MELBOURNE, (Reuters) – A dreadful run of injuries prompted Australia fast bowler Nathan Coulter-Nile to consider packing in first class cricket to become a Twenty20 gun-for-hire but after a welcome return to fitness the 29-year-old is now eyeing a test berth.

The Western Australian made an encouraging return in Australia’s series-opening one-day international defeat by India in Chennai, tearing through the hosts’ formidable top order to capture 3-44.

It was Coulter-Nile’s first taste of international cricket since playing the tri-series final in the Caribbean in June, with his entire home summer wiped out by a bone stress injury in his lower back.

He was cut from the national contracts list in April and left wondering whether his Australia career was over.

“There were definitely periods where I wondered if I was ever going to play for Australia again,” Coulter-Nile told Cricket Australia’s website (cricket.com.au).

“I was always confident I could play for WA (Western Australia) and get through a domestic season.

“That’s a lot easier than the rigours and travel of playing for Australia.
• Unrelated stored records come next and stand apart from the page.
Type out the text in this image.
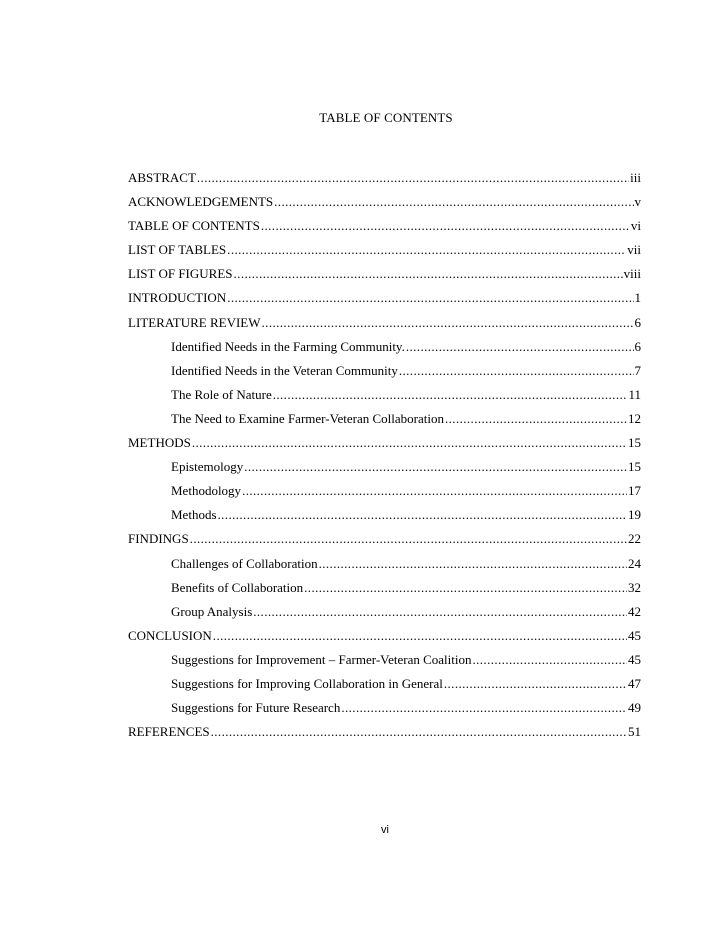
TABLE OF CONTENTS
ABSTRACT .....	iii
ACKNOWLEDGEMENTS .....	v
TABLE OF CONTENTS .....	vi
LIST OF TABLES .....	vii
LIST OF FIGURES .....	viii
INTRODUCTION .....	1
LITERATURE REVIEW .....	6
Identified Needs in the Farming Community. .....	6
Identified Needs in the Veteran Community .....	7
The Role of Nature .....	11
The Need to Examine Farmer-Veteran Collaboration .....	12
METHODS .....	15
Epistemology .....	15
Methodology .....	17
Methods .....	19
FINDINGS .....	22
Challenges of Collaboration .....	24
Benefits of Collaboration .....	32
Group Analysis .....	42
CONCLUSION .....	45
Suggestions for Improvement – Farmer-Veteran Coalition .....	45
Suggestions for Improving Collaboration in General .....	47
Suggestions for Future Research .....	49
REFERENCES .....	51
vi
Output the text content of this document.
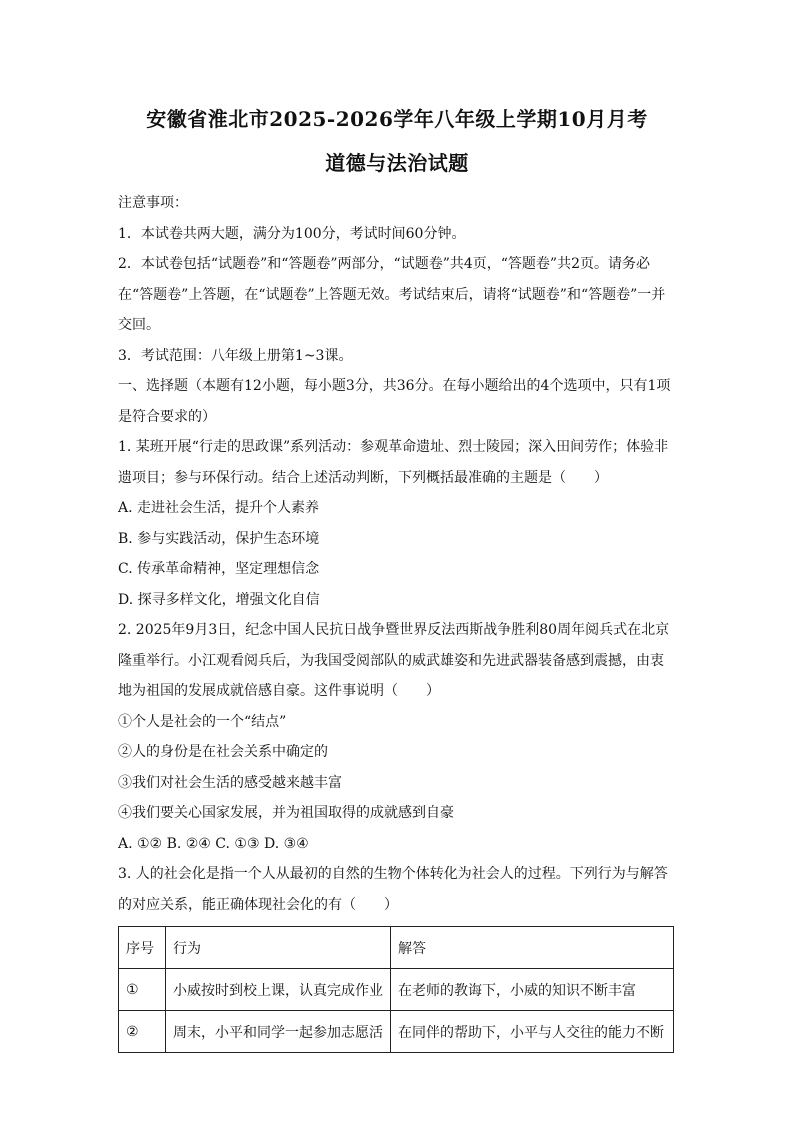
安徽省淮北市2025-2026学年八年级上学期10月月考
道德与法治试题

注意事项：

1．本试卷共两大题，满分为100分，考试时间60分钟。

2．本试卷包括“试题卷”和“答题卷”两部分，“试题卷”共4页，“答题卷”共2页。请务必在“答题卷”上答题，在“试题卷”上答题无效。考试结束后，请将“试题卷”和“答题卷”一并交回。

3．考试范围：八年级上册第1~3课。

一、选择题（本题有12小题，每小题3分，共36分。在每小题给出的4个选项中，只有1项是符合要求的）

1. 某班开展“行走的思政课”系列活动：参观革命遗址、烈士陵园；深入田间劳作；体验非遗项目；参与环保行动。结合上述活动判断，下列概括最准确的主题是（　　）

A. 走进社会生活，提升个人素养

B. 参与实践活动，保护生态环境

C. 传承革命精神，坚定理想信念

D. 探寻多样文化，增强文化自信

2. 2025年9月3日，纪念中国人民抗日战争暨世界反法西斯战争胜利80周年阅兵式在北京隆重举行。小江观看阅兵后，为我国受阅部队的威武雄姿和先进武器装备感到震撼，由衷地为祖国的发展成就倍感自豪。这件事说明（　　）

①个人是社会的一个“结点”

②人的身份是在社会关系中确定的

③我们对社会生活的感受越来越丰富

④我们要关心国家发展，并为祖国取得的成就感到自豪

A. ①② B. ②④ C. ①③ D. ③④

3. 人的社会化是指一个人从最初的自然的生物个体转化为社会人的过程。下列行为与解答的对应关系，能正确体现社会化的有（　　）

序号	行为	解答
①	小威按时到校上课，认真完成作业	在老师的教诲下，小威的知识不断丰富
②	周末，小平和同学一起参加志愿活	在同伴的帮助下，小平与人交往的能力不断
But it’s yet to be seen if I can get through an Aussie tour yet.

“I thought long and hard about (giving up first-class cricket) and I ended up trying to give it another crack.

“After talking to (WA coach) JL (Justin Langer) and a few blokes, I think it’d just be mad to give up the dream at 29.”

Injuries have limited Coulter-Nile to 17 ODIs and the same number of T20 internationals and frustrated his few chances to break into Australia’s formidable pace battery in test cricket.

His chance to bowl in India has only come through injuries to frontline seamers Mitchell Starc, Josh Hazlewood and James Pattinson, who are recovering for the home Ashes series starting in November.

But Coulter-Nile is mindful how quickly fortunes can turn, having missed out on a Boxing Day test debut in 2015 due to a dislocated shoulder.

“I’m up near with them, but I’m not up with them,” he said of Australia’s first-choice pacemen Starc, Hazlewood, Pattinson and Pat Cummins.

“But it’s the nature of cricket that those blokes aren’t fit all the time … which is why I’ve got the chance here.

“I’ve just got to be fit at the right time to get a break, I guess.”